# HTPC build



## thewire (Jun 28, 2007)

I'm setting up my laptop for Blu-ray playback and would like suggestions as to what settings will give me the best performance. Some of these may change obviously but if there is any tips or if anything catches your eye let me know. I also need some help with the audio. My HTPC consist of:

Gateway P6860FX
External Soundblaster MP3+ card connected with fiber optic cable
External Blu-ray drive and USB 2.0 enclosure
Wireless mouse
Outlaw 950 with separate amps, Behringer FBQ
BenQ W5000
106" High Power screen

It gets warm so I run it on top of ledge with a large fan blowing onto it.

Any comments on these settings?

Nvidia GeForce 8800M GTS video card settings:
Brightness - 50
Contrast - 50
Hue - 0
Saturation - 46
Gamma - 26

RGB gamma
R - 40%
G - 39%
B - 40%

3D video card settings:

Antisotropic filtering - application controlled
Antialiasing mode - overide any existing application
Antialiasing gamma correction - on
Antialiasing mode overide any existing application
Antialiasing setting - 4X
Antialiasing transparency - off
Conformant texture clamp - use hardware
Error reporting - off
Extention limit - off
Force mipmaps - trilinear
Multi-display/mixed-GPU acceleration - compatability performance mode
Stereo display mode - Use on-board DIN connector
Texture filtering - negative LOD bias - allow
Texture filtering - Quality - High quality
Threaded optimization - auto
Triple buffering - on
Vertical sync - use the 3D application setting

Color mode 32bit RGB 1080P 24Hz (reverts to 23Hz). I'm seeing there is no 48Hz allowed so I may have misread that earlier. It also looks like 4444 was rather YPbr444 unless somehow my configuration has changed. Would YPbr444 be a better option for any reason?

W5000 settings:
0 IRE
Lamp - normal
Iris - 3
Brightness - 48
Contrast - 53
Color - 46
Tint - -10
Sharpness - 3
Gamma - 2.2
Color temp - Warm
Luma transmission - 1
Chroma transmission - 2
Edge enhancement - off
DB - on
BC - off

PowerDVD 8 settings

Enable Hardware acceleration
nVidia purevideo - on
color profile - original
nVidia CUDA - on
Inverse tecline - on

I ordered a new lamp now due to over excessive power loss. I only have 1150 hours on the lamp that are mostly whisper but I could see some very bad dimming each time. There has since been repairs (no issues since) next door so hopefully that will not be a problem in the future.
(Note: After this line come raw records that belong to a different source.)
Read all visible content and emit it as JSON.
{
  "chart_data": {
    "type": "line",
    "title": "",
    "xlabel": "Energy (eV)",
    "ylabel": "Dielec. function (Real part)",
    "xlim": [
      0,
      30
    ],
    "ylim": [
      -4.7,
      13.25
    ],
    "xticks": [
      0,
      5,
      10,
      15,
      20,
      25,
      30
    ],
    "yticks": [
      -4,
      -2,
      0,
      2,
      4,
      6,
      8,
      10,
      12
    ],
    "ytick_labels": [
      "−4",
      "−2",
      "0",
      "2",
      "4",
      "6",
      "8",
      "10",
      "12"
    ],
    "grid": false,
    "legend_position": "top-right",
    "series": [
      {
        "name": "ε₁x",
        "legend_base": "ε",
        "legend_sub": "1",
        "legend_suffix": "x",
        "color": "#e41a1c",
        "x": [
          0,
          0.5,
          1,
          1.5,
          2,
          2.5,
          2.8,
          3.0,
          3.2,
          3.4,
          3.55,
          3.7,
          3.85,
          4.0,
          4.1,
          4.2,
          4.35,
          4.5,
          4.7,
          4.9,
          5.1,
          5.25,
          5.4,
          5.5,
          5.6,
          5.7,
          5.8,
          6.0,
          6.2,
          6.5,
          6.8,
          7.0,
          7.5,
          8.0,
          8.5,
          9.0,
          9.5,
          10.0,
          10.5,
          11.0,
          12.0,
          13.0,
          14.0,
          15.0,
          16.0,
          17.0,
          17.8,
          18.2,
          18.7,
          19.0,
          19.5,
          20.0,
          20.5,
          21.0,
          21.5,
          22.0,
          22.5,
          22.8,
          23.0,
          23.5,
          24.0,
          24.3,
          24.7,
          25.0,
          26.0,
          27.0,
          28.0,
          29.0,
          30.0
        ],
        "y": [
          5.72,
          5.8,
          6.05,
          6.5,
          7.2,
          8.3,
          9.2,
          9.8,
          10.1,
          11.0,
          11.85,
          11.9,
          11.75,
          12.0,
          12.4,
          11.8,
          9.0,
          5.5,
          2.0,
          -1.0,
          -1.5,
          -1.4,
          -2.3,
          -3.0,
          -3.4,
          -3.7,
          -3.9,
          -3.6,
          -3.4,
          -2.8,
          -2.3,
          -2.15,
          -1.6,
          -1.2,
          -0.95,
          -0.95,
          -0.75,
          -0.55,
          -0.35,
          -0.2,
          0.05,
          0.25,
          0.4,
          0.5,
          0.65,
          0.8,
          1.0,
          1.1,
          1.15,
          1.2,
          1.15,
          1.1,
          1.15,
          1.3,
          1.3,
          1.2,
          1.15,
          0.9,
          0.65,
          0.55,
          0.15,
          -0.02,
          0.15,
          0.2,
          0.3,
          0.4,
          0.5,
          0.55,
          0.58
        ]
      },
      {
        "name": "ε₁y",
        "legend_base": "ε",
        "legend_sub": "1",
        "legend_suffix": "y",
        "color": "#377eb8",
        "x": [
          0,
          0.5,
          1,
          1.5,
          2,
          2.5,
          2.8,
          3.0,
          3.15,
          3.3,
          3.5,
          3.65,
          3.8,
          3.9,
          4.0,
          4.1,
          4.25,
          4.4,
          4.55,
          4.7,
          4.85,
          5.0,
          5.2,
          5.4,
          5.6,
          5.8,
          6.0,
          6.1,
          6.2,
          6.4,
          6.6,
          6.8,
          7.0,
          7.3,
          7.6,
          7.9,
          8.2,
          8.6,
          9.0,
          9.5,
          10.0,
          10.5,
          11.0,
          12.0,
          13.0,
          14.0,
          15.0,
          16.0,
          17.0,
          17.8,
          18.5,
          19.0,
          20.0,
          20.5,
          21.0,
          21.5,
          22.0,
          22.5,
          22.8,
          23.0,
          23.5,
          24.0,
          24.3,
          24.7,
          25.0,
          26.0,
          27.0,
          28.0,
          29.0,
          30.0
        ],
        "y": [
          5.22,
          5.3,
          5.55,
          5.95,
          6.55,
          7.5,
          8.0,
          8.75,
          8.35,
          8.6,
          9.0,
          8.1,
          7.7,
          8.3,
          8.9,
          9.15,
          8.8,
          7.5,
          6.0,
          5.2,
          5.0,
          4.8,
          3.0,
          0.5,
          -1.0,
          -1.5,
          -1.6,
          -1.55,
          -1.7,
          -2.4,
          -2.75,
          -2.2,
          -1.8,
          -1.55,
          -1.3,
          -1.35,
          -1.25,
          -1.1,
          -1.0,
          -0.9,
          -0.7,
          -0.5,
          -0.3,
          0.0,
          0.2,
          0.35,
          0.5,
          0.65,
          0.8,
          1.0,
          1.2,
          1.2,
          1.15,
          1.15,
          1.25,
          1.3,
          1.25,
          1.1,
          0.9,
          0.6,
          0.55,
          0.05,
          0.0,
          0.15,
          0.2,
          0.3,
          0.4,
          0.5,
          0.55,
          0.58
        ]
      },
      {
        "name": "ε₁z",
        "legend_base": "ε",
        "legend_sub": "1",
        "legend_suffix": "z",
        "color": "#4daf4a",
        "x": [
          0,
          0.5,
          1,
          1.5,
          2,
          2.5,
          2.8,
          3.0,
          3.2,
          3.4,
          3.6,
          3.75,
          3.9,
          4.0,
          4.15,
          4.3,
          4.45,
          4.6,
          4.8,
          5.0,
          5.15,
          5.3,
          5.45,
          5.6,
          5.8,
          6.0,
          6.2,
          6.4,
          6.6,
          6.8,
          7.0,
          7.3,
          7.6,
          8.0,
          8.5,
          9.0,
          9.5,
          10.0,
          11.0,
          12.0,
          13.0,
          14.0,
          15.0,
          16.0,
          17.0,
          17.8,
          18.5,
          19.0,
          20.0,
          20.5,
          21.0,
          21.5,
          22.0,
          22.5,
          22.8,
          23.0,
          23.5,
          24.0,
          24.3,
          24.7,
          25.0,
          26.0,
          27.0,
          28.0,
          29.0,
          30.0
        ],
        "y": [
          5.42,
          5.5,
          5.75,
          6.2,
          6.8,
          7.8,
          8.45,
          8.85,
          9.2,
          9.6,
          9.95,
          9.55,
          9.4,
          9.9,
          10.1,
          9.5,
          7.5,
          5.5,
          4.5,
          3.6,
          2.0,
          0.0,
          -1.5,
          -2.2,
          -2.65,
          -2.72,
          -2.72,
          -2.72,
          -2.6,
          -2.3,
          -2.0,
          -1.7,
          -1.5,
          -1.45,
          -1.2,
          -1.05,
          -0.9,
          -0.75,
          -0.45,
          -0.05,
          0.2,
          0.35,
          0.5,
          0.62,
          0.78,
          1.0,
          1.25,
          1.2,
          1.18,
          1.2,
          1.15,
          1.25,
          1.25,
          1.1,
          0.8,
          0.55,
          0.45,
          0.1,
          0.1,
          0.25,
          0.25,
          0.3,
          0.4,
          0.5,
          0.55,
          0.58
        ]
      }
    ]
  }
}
My soundcard is setup for Dolby output 48K PCM and it will not let me select higher output. Input into my Outlaw I have been using the Neo-6 surround mode but with Blu-ray I am getting skipping sounds in the audio every so often. I think that this must have something to do with the signal being compressed but I would have thought that it would support compressed DTS. I'm not sure if this is a driver related issue in Vista X64 or what is wrong there. I have been using 6 channel output in PowerDVD with no effects. My laptop does not have the S/PDIF output jack.

Is there a different card that will support a higher playback bitrate via my laptops firewire or USB connection? My Outlaw has bass management and 5.1 analog inputs but no USB or HDMI input. I have thought about upgrading the CPU also but I am unsure if this would cause the laptop to become overheated or not. I will continue researching but if there is anyone experienced with this, or have any suggestions they are most welcome.


----------



## thewire (Jun 28, 2007)

Something that I changed in my settings has stopped the skipping in the audio.


----------